In the meantime, D and I went back to school shopping. Okay, I went back to school shopping, D played super interested in women's clothing fashions husband. The part was played well and I think he could have picked up most of the women in Ann Taylor Loft if he wanted! Plus, he really picks out very nice clothes. One day I will post about a special pair of yellow shoes that are amazing, vintage, and make almost anyone of my outfits turn into high fashion, which he picked out on his lonesome for me while I was 600 miles a way!

Anyway, this is not about shopping or fashion, really, although I don't mind giving a shout out to the loft for always providing pants in petite sizes that DO NOT make me look like a child or an teacher from the 80's. Thank you. Thank you. Thank you for always providing a dress on sale that would look awesome at a NYC cocktail party but can be dressed down with a cardigan and scarf for teaching sleepy freshmen.

But this posting is about what happend when D and I returned home. No, there was not a fashion show. It was much too hot for that. Instead, we were both struck with a huge burst of creativity and energy. And this seemed strange, so strange that we both commented on it at about the same time! I had played around with my camera for a short while and D began reading the science times but then we both jumped up and started furiously writing/scribbling/making notes..and I even jumped back onto this blog.

I know, my father would rather I jump back onto the dissertation, but that is entirely too much to ask for at 8:00 at night!

Anyway, we wondered: Is there something to consumerism and the vaccous American Mall that makes one return to creativity? Is there something creative in the mall? Gasp! Could it be that our very need as a society to meet and exchange (even banal things as store clerk pleasantry and cheap articles of clothing) is also that which we need for creativity...despite the fact that we tend to say we think better alone?

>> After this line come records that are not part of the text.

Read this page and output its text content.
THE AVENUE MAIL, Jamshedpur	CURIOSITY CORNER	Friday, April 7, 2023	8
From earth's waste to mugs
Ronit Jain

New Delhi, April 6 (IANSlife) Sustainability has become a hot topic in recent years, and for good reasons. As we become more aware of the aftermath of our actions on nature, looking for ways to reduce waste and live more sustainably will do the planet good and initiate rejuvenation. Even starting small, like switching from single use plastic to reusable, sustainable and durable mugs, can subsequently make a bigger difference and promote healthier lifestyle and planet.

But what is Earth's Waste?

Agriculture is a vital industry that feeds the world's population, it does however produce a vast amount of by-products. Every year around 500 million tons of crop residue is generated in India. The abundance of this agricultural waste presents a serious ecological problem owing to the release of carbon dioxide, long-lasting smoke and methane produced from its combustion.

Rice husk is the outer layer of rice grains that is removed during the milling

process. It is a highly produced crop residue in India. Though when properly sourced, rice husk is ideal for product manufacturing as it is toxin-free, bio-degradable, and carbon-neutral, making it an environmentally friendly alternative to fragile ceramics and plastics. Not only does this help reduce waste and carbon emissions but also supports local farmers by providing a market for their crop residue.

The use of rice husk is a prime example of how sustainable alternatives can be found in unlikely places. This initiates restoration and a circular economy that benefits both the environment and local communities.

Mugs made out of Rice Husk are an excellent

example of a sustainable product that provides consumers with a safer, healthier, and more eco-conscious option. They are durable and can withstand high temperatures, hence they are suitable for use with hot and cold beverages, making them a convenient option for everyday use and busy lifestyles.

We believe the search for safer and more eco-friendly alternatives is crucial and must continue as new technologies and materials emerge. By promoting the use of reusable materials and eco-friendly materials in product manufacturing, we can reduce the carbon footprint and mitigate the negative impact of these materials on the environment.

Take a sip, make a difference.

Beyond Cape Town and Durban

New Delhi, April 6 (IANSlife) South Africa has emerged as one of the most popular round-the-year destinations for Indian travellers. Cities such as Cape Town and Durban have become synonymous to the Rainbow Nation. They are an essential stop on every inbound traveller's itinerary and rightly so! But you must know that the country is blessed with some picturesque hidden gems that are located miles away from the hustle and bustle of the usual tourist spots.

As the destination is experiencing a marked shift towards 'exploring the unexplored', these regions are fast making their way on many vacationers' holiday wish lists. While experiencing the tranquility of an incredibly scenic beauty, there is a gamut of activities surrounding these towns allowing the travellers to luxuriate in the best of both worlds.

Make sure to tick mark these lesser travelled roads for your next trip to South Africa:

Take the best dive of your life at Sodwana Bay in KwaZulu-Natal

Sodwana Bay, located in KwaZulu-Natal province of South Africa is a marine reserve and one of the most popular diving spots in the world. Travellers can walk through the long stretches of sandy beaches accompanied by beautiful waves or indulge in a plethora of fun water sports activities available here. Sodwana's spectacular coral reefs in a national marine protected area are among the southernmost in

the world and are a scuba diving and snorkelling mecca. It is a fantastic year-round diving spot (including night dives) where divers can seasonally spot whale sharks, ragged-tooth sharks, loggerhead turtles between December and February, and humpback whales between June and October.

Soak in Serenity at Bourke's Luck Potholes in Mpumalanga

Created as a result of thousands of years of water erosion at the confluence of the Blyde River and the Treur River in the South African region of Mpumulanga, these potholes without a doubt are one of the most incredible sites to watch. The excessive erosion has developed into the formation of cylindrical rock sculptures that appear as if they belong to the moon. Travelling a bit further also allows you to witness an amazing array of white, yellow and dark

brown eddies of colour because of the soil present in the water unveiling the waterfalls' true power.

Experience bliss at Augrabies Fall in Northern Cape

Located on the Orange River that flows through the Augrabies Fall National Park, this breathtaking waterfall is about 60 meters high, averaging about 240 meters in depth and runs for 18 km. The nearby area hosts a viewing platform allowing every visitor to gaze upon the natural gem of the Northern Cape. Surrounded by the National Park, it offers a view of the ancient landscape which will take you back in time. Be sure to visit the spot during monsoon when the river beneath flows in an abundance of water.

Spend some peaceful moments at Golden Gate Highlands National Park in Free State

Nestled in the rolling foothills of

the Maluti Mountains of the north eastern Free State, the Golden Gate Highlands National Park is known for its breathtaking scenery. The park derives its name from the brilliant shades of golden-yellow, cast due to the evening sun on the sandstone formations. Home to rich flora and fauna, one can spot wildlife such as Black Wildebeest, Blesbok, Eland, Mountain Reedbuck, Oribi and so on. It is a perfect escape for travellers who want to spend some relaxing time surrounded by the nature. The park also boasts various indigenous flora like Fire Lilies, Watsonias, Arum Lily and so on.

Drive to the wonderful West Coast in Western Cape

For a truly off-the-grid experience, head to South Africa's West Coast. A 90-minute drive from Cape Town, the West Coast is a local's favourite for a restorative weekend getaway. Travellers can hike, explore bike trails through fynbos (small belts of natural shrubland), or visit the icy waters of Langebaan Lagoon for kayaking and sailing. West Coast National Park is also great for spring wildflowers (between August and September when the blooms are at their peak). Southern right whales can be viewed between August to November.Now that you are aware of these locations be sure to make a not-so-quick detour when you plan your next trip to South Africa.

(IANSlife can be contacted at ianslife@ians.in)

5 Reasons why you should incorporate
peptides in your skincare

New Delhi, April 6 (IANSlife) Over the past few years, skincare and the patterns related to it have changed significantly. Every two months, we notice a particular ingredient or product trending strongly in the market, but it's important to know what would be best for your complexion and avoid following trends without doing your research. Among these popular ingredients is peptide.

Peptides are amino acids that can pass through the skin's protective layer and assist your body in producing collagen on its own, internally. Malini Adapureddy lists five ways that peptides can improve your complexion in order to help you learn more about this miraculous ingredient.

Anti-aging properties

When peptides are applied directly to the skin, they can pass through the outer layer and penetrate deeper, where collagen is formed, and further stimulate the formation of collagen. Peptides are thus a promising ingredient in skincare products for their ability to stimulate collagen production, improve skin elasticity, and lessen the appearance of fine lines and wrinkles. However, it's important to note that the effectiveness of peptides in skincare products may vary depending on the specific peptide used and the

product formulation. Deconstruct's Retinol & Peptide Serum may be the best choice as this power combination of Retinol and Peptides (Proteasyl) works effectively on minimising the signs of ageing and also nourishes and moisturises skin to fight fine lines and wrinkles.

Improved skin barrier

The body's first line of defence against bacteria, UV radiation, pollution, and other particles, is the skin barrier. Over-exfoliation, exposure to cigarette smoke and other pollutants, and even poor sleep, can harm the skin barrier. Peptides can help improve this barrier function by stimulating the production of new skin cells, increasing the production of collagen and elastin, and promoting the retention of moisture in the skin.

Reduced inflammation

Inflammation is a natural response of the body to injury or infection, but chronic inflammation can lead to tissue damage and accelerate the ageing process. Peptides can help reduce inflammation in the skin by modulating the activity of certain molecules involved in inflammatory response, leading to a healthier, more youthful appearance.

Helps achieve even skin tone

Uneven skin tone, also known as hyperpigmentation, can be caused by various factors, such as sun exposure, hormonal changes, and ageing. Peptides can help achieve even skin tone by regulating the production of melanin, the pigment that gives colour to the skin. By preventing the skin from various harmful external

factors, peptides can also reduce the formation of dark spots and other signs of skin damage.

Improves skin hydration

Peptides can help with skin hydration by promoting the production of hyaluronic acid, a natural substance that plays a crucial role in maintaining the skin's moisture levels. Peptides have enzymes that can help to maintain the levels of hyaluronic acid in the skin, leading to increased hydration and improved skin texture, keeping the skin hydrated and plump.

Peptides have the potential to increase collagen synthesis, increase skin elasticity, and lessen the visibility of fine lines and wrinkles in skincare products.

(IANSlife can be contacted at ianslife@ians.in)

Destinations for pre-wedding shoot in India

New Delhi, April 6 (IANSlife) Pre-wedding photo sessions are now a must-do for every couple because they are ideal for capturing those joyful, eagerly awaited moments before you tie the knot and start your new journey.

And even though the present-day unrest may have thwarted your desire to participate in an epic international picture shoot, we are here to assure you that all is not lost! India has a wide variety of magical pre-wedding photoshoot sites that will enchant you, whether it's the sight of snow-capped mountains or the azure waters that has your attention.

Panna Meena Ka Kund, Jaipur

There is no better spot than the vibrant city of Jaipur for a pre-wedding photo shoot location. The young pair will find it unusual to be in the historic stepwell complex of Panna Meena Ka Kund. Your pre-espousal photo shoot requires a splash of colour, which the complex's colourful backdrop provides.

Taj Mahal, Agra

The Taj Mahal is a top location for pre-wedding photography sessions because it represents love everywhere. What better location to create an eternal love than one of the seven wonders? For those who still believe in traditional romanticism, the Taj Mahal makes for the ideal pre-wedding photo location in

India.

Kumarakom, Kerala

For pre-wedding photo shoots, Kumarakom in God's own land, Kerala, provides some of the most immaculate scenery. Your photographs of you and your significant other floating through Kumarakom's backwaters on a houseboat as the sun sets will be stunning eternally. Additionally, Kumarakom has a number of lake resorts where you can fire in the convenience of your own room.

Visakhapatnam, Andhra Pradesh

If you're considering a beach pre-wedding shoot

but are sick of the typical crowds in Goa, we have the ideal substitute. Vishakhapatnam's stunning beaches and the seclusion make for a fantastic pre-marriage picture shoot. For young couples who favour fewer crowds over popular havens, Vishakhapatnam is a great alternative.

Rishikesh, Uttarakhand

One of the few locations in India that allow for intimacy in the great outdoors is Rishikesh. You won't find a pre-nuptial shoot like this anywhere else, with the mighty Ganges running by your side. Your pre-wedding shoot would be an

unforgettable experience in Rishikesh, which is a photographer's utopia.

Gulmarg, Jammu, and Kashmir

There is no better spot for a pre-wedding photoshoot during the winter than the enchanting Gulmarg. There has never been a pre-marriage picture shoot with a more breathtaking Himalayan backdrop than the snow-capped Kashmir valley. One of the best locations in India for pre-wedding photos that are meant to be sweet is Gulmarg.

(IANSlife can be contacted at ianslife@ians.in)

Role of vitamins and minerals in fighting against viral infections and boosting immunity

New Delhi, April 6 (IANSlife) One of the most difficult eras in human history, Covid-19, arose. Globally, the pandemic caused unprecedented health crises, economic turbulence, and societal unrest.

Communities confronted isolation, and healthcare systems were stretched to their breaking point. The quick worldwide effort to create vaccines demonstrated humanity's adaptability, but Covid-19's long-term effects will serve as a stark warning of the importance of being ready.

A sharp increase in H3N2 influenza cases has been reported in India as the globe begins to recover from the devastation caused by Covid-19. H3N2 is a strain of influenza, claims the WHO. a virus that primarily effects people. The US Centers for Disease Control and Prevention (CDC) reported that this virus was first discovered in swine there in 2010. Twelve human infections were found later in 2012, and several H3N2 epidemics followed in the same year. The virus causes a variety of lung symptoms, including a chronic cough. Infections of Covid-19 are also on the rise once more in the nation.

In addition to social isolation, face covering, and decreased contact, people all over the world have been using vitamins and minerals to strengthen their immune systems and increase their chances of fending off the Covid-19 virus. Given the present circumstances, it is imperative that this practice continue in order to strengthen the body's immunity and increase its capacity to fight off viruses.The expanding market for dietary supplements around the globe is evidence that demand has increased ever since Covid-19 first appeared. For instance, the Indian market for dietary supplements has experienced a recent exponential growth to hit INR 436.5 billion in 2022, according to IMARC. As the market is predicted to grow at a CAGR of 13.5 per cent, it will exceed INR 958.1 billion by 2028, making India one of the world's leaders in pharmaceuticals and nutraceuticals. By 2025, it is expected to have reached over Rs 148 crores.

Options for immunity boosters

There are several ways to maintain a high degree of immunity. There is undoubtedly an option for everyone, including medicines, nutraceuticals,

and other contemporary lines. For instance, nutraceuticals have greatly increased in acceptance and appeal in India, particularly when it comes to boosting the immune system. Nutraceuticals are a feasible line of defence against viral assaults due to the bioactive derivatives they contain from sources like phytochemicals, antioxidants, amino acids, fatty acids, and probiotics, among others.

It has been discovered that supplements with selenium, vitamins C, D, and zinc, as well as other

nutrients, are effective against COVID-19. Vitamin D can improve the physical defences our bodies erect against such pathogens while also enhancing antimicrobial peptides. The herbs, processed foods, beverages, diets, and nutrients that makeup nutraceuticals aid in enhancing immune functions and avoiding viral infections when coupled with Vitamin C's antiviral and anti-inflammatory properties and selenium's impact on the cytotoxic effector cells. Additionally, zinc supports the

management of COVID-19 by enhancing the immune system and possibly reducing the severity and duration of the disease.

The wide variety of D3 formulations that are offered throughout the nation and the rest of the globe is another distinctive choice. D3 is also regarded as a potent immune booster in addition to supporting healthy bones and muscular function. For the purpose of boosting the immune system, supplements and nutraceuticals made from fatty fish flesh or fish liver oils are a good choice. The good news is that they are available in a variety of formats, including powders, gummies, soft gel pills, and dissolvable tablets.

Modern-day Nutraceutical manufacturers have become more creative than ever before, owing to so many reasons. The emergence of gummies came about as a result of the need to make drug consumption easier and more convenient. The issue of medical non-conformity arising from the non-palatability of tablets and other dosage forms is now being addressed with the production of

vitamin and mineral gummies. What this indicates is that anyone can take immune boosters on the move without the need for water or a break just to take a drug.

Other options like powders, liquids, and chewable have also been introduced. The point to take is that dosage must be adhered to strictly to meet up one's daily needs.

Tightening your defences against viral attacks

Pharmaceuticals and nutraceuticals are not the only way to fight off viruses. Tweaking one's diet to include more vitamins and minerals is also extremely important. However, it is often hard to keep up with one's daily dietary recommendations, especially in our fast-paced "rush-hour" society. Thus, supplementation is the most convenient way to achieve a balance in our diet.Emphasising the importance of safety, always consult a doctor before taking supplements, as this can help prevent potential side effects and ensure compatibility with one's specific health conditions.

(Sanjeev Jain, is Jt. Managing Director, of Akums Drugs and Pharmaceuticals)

Perhaps it is simply a reminder to us creative folk to leave the malls quickly and return home to better and more beautiful things but it may be a reminder for those of us who are quick to leave the folds of humanity and its dreariness (and I'm one of them!) that for all its banality and cheapness, humanity needs us and we need it!

update

Update on the gingko tree.
Turned out it was a FLY TRAP. That's right folks! Apparently flies are attracted to dead meat, no kidding, really she says.
And the neighbors bought this thing so that their GIANT PIT BULL would not get bit by flies during the afternoons because instead of sometimes going inside the house (where hopefully the amount of flies would decrease, said dog, named Raphael and/or Leonardo there are two of them and I can't tell them apart (for the Teenage Mutant Ninja Turtles
for all you fans). Anyway, apparently these fly traps work amazingly well but when I looked them up on the good ole net, they say, do not put next to neighbors because, well, they smell like DEAD OLD ROTTING MEAT!!! And when D happened to peer over the fence and look into the pit bulls's yard he gagged, then told me to NEVER LOOK OVER THE FENCE. Neighbor has since been made aware that there is a strange dead smell coming from their side of the yard and smell is mostly gone. Though sometimes it appears to eminate from their trash, which does not come with trash can lids, because, well you know that would just be too much kindness for neighbors that live 2 feet from one another.